Critical thinking has never been more critical

Fox walking away unimpressed

Ask AI for marketing help and what we get back feels polished, looks professional, and we nod along. We get recommendations on what to do, based on winning examples.

This has always been a challenge for marketers. We love case studies. I love case studies. But case studies are not proof of rules or marketing laws. They are written by winners, about winners. They leave out the late-night panics, the bad bets, the abandoned work. What we get is a tidy story.

AI makes this worse. Because everything looks plausible and appears credible. Until you dig a little.

But you got to dig. Critical thinking was a top behaviour I cared about when I wrote my first book. When I was leading The National Lottery marketing, we stuck up our behaviours on the walls in our office. Number 3 on this list was critical thinking: question assumptions, look for evidence, stay sceptical but not cynical. It mattered then because lazy thinking led to poor decisions.

Now that AI can produce endless confident nonsense, critical thinking has never been more critical. Critical thinking is about asking why something worked, not just accepting that it did. Spotting when you're looking at survivor bias dressed as strategy. And remembering that a pile of isolated marketing facts is trivia, not guidance.

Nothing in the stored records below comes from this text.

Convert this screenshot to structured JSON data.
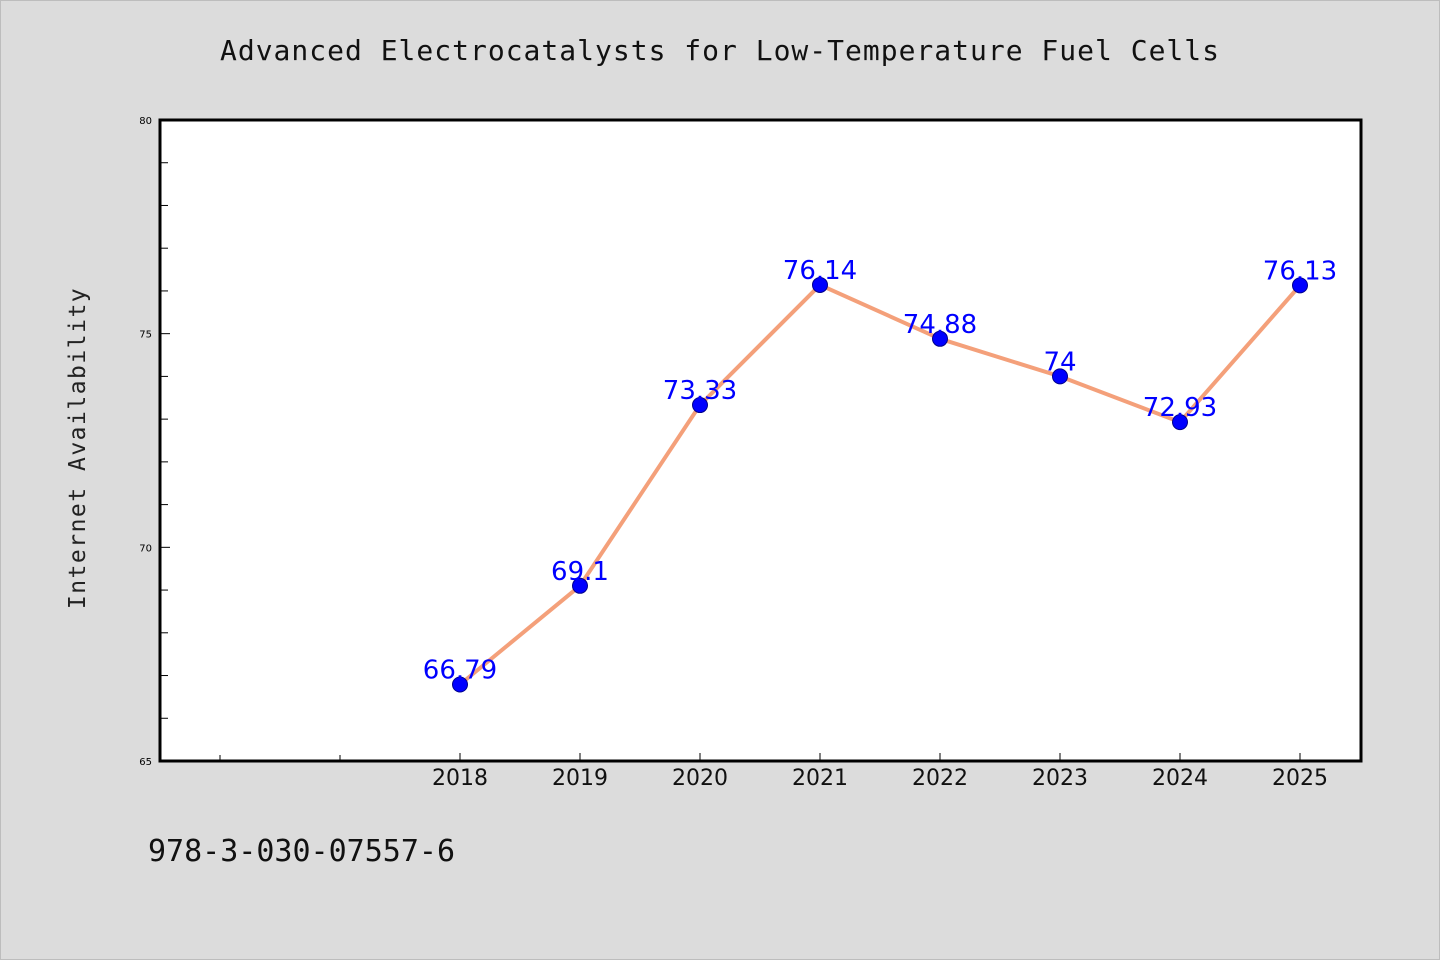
{
  "title": "Advanced Electrocatalysts for Low-Temperature Fuel Cells",
  "footnote": "978-3-030-07557-6",
  "colors": {
    "background": "#dcdcdc",
    "plot_background": "#ffffff",
    "line": "#f4a07a",
    "marker": "#0000ff",
    "data_label": "#0000ff"
  },
  "chart_data": {
    "type": "line",
    "title": "Advanced Electrocatalysts for Low-Temperature Fuel Cells",
    "xlabel": "",
    "ylabel": "Internet Availability",
    "categories": [
      "2018",
      "2019",
      "2020",
      "2021",
      "2022",
      "2023",
      "2024",
      "2025"
    ],
    "series": [
      {
        "values": [
          66.79,
          69.1,
          73.33,
          76.14,
          74.88,
          74,
          72.93,
          76.13
        ],
        "labels": [
          "66.79",
          "69.1",
          "73.33",
          "76.14",
          "74.88",
          "74",
          "72.93",
          "76.13"
        ]
      }
    ],
    "ylim": [
      65,
      80
    ],
    "yticks": [
      "65",
      "70",
      "75",
      "80"
    ],
    "grid": false,
    "legend": "none"
  }
}
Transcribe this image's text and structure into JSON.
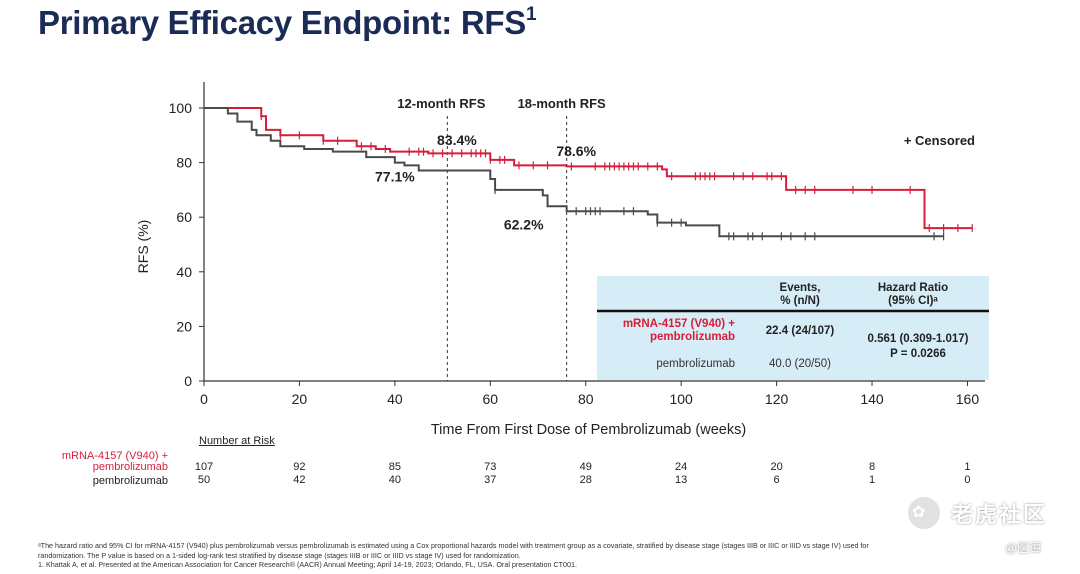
{
  "slide": {
    "title": "Primary Efficacy Endpoint: RFS",
    "title_sup": "1"
  },
  "chart_data": {
    "type": "line",
    "title": "",
    "xlabel": "Time From First Dose of Pembrolizumab (weeks)",
    "ylabel": "RFS (%)",
    "xlim": [
      0,
      162
    ],
    "ylim": [
      0,
      100
    ],
    "xticks": [
      0,
      20,
      40,
      60,
      80,
      100,
      120,
      140,
      160
    ],
    "yticks": [
      0,
      20,
      40,
      60,
      80,
      100
    ],
    "grid": false,
    "censored_legend": "+ Censored",
    "series": [
      {
        "name": "mRNA-4157 (V940) + pembrolizumab",
        "color": "#d51f3a",
        "steps": [
          [
            0,
            100
          ],
          [
            12,
            97
          ],
          [
            13,
            92
          ],
          [
            16,
            90
          ],
          [
            25,
            88
          ],
          [
            32,
            86
          ],
          [
            36,
            85
          ],
          [
            39,
            84
          ],
          [
            47,
            83.4
          ],
          [
            60,
            81
          ],
          [
            65,
            79
          ],
          [
            76,
            78.6
          ],
          [
            96,
            77.5
          ],
          [
            97,
            75
          ],
          [
            122,
            70
          ],
          [
            151,
            56
          ],
          [
            161,
            56
          ]
        ],
        "censored": [
          12,
          16,
          20,
          25,
          28,
          33,
          35,
          38,
          43,
          45,
          46,
          48,
          50,
          52,
          54,
          56,
          57,
          58,
          59,
          60,
          62,
          63,
          66,
          69,
          72,
          77,
          82,
          84,
          85,
          86,
          87,
          88,
          89,
          90,
          91,
          93,
          95,
          98,
          103,
          104,
          105,
          106,
          107,
          111,
          113,
          115,
          118,
          119,
          121,
          124,
          126,
          128,
          136,
          140,
          148,
          152,
          155,
          158,
          161
        ]
      },
      {
        "name": "pembrolizumab",
        "color": "#4a4a4a",
        "steps": [
          [
            0,
            100
          ],
          [
            5,
            98
          ],
          [
            7,
            95
          ],
          [
            10,
            92
          ],
          [
            11,
            90
          ],
          [
            14,
            88
          ],
          [
            16,
            86
          ],
          [
            21,
            85
          ],
          [
            27,
            84
          ],
          [
            34,
            82
          ],
          [
            40,
            80
          ],
          [
            42,
            79
          ],
          [
            45,
            77.1
          ],
          [
            60,
            74
          ],
          [
            61,
            70
          ],
          [
            71,
            68
          ],
          [
            72,
            64
          ],
          [
            76,
            62.2
          ],
          [
            93,
            61
          ],
          [
            95,
            58
          ],
          [
            101,
            57
          ],
          [
            108,
            53
          ],
          [
            155,
            53
          ]
        ],
        "censored": [
          61,
          78,
          80,
          81,
          82,
          83,
          88,
          90,
          95,
          98,
          100,
          110,
          111,
          114,
          115,
          117,
          121,
          123,
          126,
          128,
          153,
          155
        ]
      }
    ],
    "vlines": [
      {
        "x": 51,
        "label": "12-month RFS"
      },
      {
        "x": 76,
        "label": "18-month RFS"
      }
    ],
    "annotations": [
      {
        "text": "83.4%",
        "x": 53,
        "y": 86.5
      },
      {
        "text": "77.1%",
        "x": 40,
        "y": 73
      },
      {
        "text": "78.6%",
        "x": 78,
        "y": 82.5
      },
      {
        "text": "62.2%",
        "x": 67,
        "y": 55.5
      }
    ],
    "inset_table": {
      "headers": [
        "Events,\n% (n/N)",
        "Hazard Ratio\n(95% CI)ᵃ"
      ],
      "rows": [
        {
          "group": "mRNA-4157 (V940) +\npembrolizumab",
          "events": "22.4 (24/107)"
        },
        {
          "group": "pembrolizumab",
          "events": "40.0 (20/50)"
        }
      ],
      "hr_line1": "0.561 (0.309-1.017)",
      "hr_line2": "P = 0.0266"
    },
    "number_at_risk": {
      "title": "Number at Risk",
      "times": [
        0,
        20,
        40,
        60,
        80,
        100,
        120,
        140,
        160
      ],
      "rows": [
        {
          "label": "mRNA-4157 (V940) +\npembrolizumab",
          "values": [
            "107",
            "92",
            "85",
            "73",
            "49",
            "24",
            "20",
            "8",
            "1"
          ]
        },
        {
          "label": "pembrolizumab",
          "values": [
            "50",
            "42",
            "40",
            "37",
            "28",
            "13",
            "6",
            "1",
            "0"
          ]
        }
      ]
    }
  },
  "footnotes": {
    "a": "ᵃThe hazard ratio and 95% CI for mRNA-4157 (V940) plus pembrolizumab versus pembrolizumab is estimated using a Cox proportional hazards model with treatment group as a covariate, stratified by disease stage (stages IIIB or IIIC or IIID vs stage IV) used for",
    "b": "randomization. The P value is based on a 1-sided log-rank test stratified by disease stage (stages IIIB or IIIC or IIID vs stage IV) used for randomization.",
    "ref": "1. Khattak A, et al. Presented at the American Association for Cancer Research® (AACR) Annual Meeting; April 14-19, 2023; Orlando, FL, USA. Oral presentation CT001."
  },
  "watermark": {
    "icon": "tiger-head-icon",
    "icon_glyph": "✿",
    "brand": "老虎社区",
    "user": "@医谭"
  },
  "colors": {
    "title": "#1a2b56",
    "treatment": "#d51f3a",
    "control": "#4a4a4a",
    "inset_bg": "#d6ecf6"
  }
}
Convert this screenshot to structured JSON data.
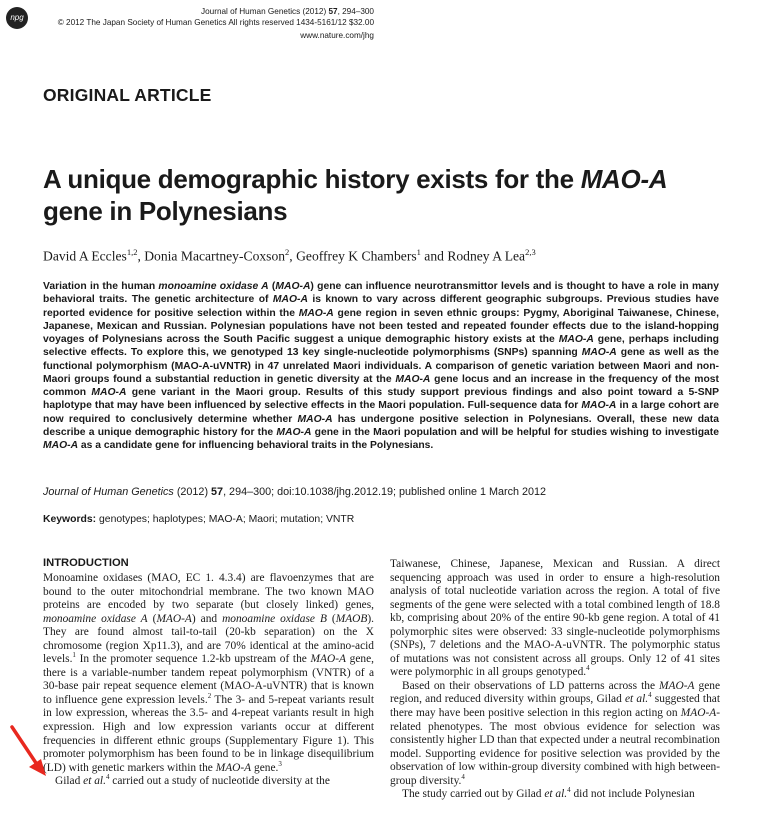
{
  "header": {
    "logo_text": "npg",
    "journal_line": {
      "journal_year": "Journal of Human Genetics (2012) ",
      "volume": "57",
      "pages": ", 294–300"
    },
    "copyright_line": "© 2012 The Japan Society of Human Genetics  All rights reserved 1434-5161/12 $32.00",
    "url": "www.nature.com/jhg"
  },
  "section_label": "ORIGINAL ARTICLE",
  "title": {
    "prefix": "A unique demographic history exists for the ",
    "gene": "MAO-A",
    "suffix": " gene in Polynesians"
  },
  "authors": {
    "a1": "David A Eccles",
    "a1_sup": "1,2",
    "a2": ", Donia Macartney-Coxson",
    "a2_sup": "2",
    "a3": ", Geoffrey K Chambers",
    "a3_sup": "1",
    "a4": " and Rodney A Lea",
    "a4_sup": "2,3"
  },
  "abstract": {
    "s1": "Variation in the human ",
    "s1_italic": "monoamine oxidase A",
    "s1b": " (",
    "s1_gene": "MAO-A",
    "s2": ") gene can influence neurotransmittor levels and is thought to have a role in many behavioral traits. The genetic architecture of ",
    "s2_gene": "MAO-A",
    "s3": " is known to vary across different geographic subgroups. Previous studies have reported evidence for positive selection within the ",
    "s3_gene": "MAO-A",
    "s4": " gene region in seven ethnic groups: Pygmy, Aboriginal Taiwanese, Chinese, Japanese, Mexican and Russian. Polynesian populations have not been tested and repeated founder effects due to the island-hopping voyages of Polynesians across the South Pacific suggest a unique demographic history exists at the ",
    "s4_gene": "MAO-A",
    "s5": " gene, perhaps including selective effects. To explore this, we genotyped 13 key single-nucleotide polymorphisms (SNPs) spanning ",
    "s5_gene": "MAO-A",
    "s6": " gene as well as the functional polymorphism (MAO-A-uVNTR) in 47 unrelated Maori individuals. A comparison of genetic variation between Maori and non-Maori groups found a substantial reduction in genetic diversity at the ",
    "s6_gene": "MAO-A",
    "s7": " gene locus and an increase in the frequency of the most common ",
    "s7_gene": "MAO-A",
    "s8": " gene variant in the Maori group. Results of this study support previous findings and also point toward a 5-SNP haplotype that may have been influenced by selective effects in the Maori population. Full-sequence data for ",
    "s8_gene": "MAO-A",
    "s9": " in a large cohort are now required to conclusively determine whether ",
    "s9_gene": "MAO-A",
    "s10": " has undergone positive selection in Polynesians. Overall, these new data describe a unique demographic history for the ",
    "s10_gene": "MAO-A",
    "s11": " gene in the Maori population and will be helpful for studies wishing to investigate ",
    "s11_gene": "MAO-A",
    "s12": " as a candidate gene for influencing behavioral traits in the Polynesians."
  },
  "citation": {
    "journal": "Journal of Human Genetics",
    "year": " (2012) ",
    "volume": "57",
    "rest": ", 294–300; doi:10.1038/jhg.2012.19; published online 1 March 2012"
  },
  "keywords": {
    "label": "Keywords:",
    "list": " genotypes; haplotypes; MAO-A; Maori; mutation; VNTR"
  },
  "intro_heading": "INTRODUCTION",
  "left_col": {
    "l1": "Monoamine oxidases (MAO, EC 1. 4.3.4) are flavoenzymes that are bound to the outer mitochondrial membrane. The two known MAO proteins are encoded by two separate (but closely linked) genes, ",
    "l1_i1": "monoamine oxidase A",
    "l1b": " (",
    "l1_i2": "MAO-A",
    "l1c": ") and ",
    "l1_i3": "monoamine oxidase B",
    "l1d": " (",
    "l1_i4": "MAOB",
    "l1e": "). They are found almost tail-to-tail (20-kb separation) on the X chromosome (region Xp11.3), and are 70% identical at the amino-acid levels.",
    "l1_sup1": "1",
    "l1f": " In the promoter sequence 1.2-kb upstream of the ",
    "l1_i5": "MAO-A",
    "l1g": " gene, there is a variable-number tandem repeat polymorphism (VNTR) of a 30-base pair repeat sequence element (MAO-A-uVNTR) that is known to influence gene expression levels.",
    "l1_sup2": "2",
    "l1h": " The 3- and 5-repeat variants result in low expression, whereas the 3.5- and 4-repeat variants result in high expression. High and low expression variants occur at different frequencies in different ethnic groups (Supplementary Figure 1). This promoter polymorphism has been found to be in linkage disequilibrium (LD) with genetic markers within the ",
    "l1_i6": "MAO-A",
    "l1i": " gene.",
    "l1_sup3": "3",
    "l2": "Gilad ",
    "l2_i": "et al.",
    "l2_sup": "4",
    "l2b": " carried out a study of nucleotide diversity at the"
  },
  "right_col": {
    "r1": "Taiwanese, Chinese, Japanese, Mexican and Russian. A direct sequencing approach was used in order to ensure a high-resolution analysis of total nucleotide variation across the region. A total of five segments of the gene were selected with a total combined length of 18.8 kb, comprising about 20% of the entire 90-kb gene region. A total of 41 polymorphic sites were observed: 33 single-nucleotide polymorphisms (SNPs), 7 deletions and the MAO-A-uVNTR. The polymorphic status of mutations was not consistent across all groups. Only 12 of 41 sites were polymorphic in all groups genotyped.",
    "r1_sup": "4",
    "r2": "Based on their observations of LD patterns across the ",
    "r2_i1": "MAO-A",
    "r2b": " gene region, and reduced diversity within groups, Gilad ",
    "r2_i2": "et al.",
    "r2_sup1": "4",
    "r2c": " suggested that there may have been positive selection in this region acting on ",
    "r2_i3": "MAO-A",
    "r2d": "-related phenotypes. The most obvious evidence for selection was consistently higher LD than that expected under a neutral recombination model. Supporting evidence for positive selection was provided by the observation of low within-group diversity combined with high between-group diversity.",
    "r2_sup2": "4",
    "r3": "The study carried out by Gilad ",
    "r3_i": "et al.",
    "r3_sup": "4",
    "r3b": " did not include Polynesian"
  },
  "colors": {
    "text": "#1a1a1a",
    "annotation_arrow": "#e8281f"
  },
  "icons": {
    "annotation": "red-arrow-icon"
  }
}
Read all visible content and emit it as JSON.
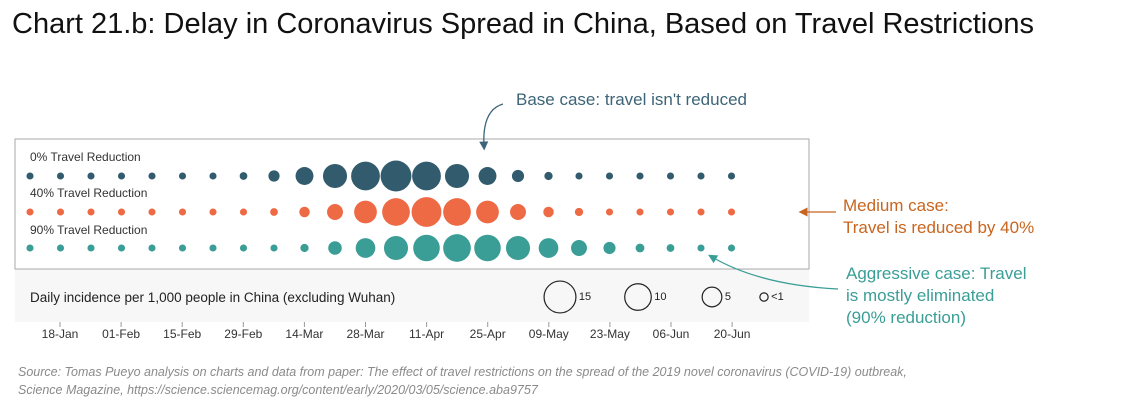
{
  "title": "Chart 21.b: Delay in Coronavirus Spread in China, Based on Travel Restrictions",
  "chart_data": {
    "type": "bubble",
    "x_ticks": [
      "18-Jan",
      "01-Feb",
      "15-Feb",
      "29-Feb",
      "14-Mar",
      "28-Mar",
      "11-Apr",
      "25-Apr",
      "09-May",
      "23-May",
      "06-Jun",
      "20-Jun"
    ],
    "series": [
      {
        "name": "0% Travel Reduction",
        "color": "#335b6e",
        "values": [
          0.3,
          0.3,
          0.3,
          0.3,
          0.3,
          0.3,
          0.3,
          0.4,
          1.2,
          4,
          8,
          12,
          14,
          12,
          8,
          4,
          1.5,
          0.5,
          0.3,
          0.3,
          0.3,
          0.3,
          0.3,
          0.3
        ]
      },
      {
        "name": "40% Travel Reduction",
        "color": "#ee6a45",
        "values": [
          0.3,
          0.3,
          0.3,
          0.3,
          0.3,
          0.3,
          0.3,
          0.3,
          0.4,
          1,
          3,
          7,
          11,
          13,
          11,
          7,
          3,
          1,
          0.5,
          0.3,
          0.3,
          0.3,
          0.3,
          0.3
        ]
      },
      {
        "name": "90% Travel Reduction",
        "color": "#3a9e96",
        "values": [
          0.3,
          0.3,
          0.3,
          0.3,
          0.3,
          0.3,
          0.3,
          0.3,
          0.3,
          0.5,
          2,
          5,
          8,
          10,
          11,
          10,
          8,
          5,
          3,
          1.5,
          0.6,
          0.4,
          0.3,
          0.3
        ]
      }
    ],
    "size_legend": {
      "title": "Daily incidence per 1,000 people in China (excluding Wuhan)",
      "items": [
        {
          "label": "15",
          "value": 15
        },
        {
          "label": "10",
          "value": 10
        },
        {
          "label": "5",
          "value": 5
        },
        {
          "label": "<1",
          "value": 0.5
        }
      ]
    }
  },
  "annotations": {
    "base": [
      "Base case: travel isn't reduced"
    ],
    "medium": [
      "Medium case:",
      "Travel is reduced by 40%"
    ],
    "aggressive": [
      "Aggressive case: Travel",
      "is mostly eliminated",
      "(90% reduction)"
    ]
  },
  "colors": {
    "base": "#3d6478",
    "medium": "#c9651f",
    "aggressive": "#3a9e96",
    "axis": "#999999"
  },
  "source": [
    "Source: Tomas Pueyo analysis on charts and data from paper: The effect of travel restrictions on the spread of the 2019 novel coronavirus (COVID-19) outbreak,",
    "Science Magazine, https://science.sciencemag.org/content/early/2020/03/05/science.aba9757"
  ]
}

But AI can also help in the pushback. Have it generate counter-arguments. Have it test your assumptions. But don't let it validate you. That's when we get lazy. The job isn't to collect answers. The job is to work out which answers don't stand up.

For me a few checks matter. Start by asking if it's even the right question. Try more than one model, let them clash. Look for the failures, not just the shiny winners. And always ask: what would change my mind? If the answer is nothing, then I'm defending, not thinking.

AI is brilliant at pattern recognition. It's terrible at pattern relevance. The edge isn't in the confidence of the answer. It's in having the judgment to call bullshit when everyone else is nodding along.

If you're going to use these tools, set them up to argue back. AI can absolutely amplify lazy thinking. Confident nonsense at scale. But it can also be the thing that sharpens us, if we set it up that way. Use it to test assumptions, generate counter-arguments, and find our gaps. It won't think for us. But it can force us to think.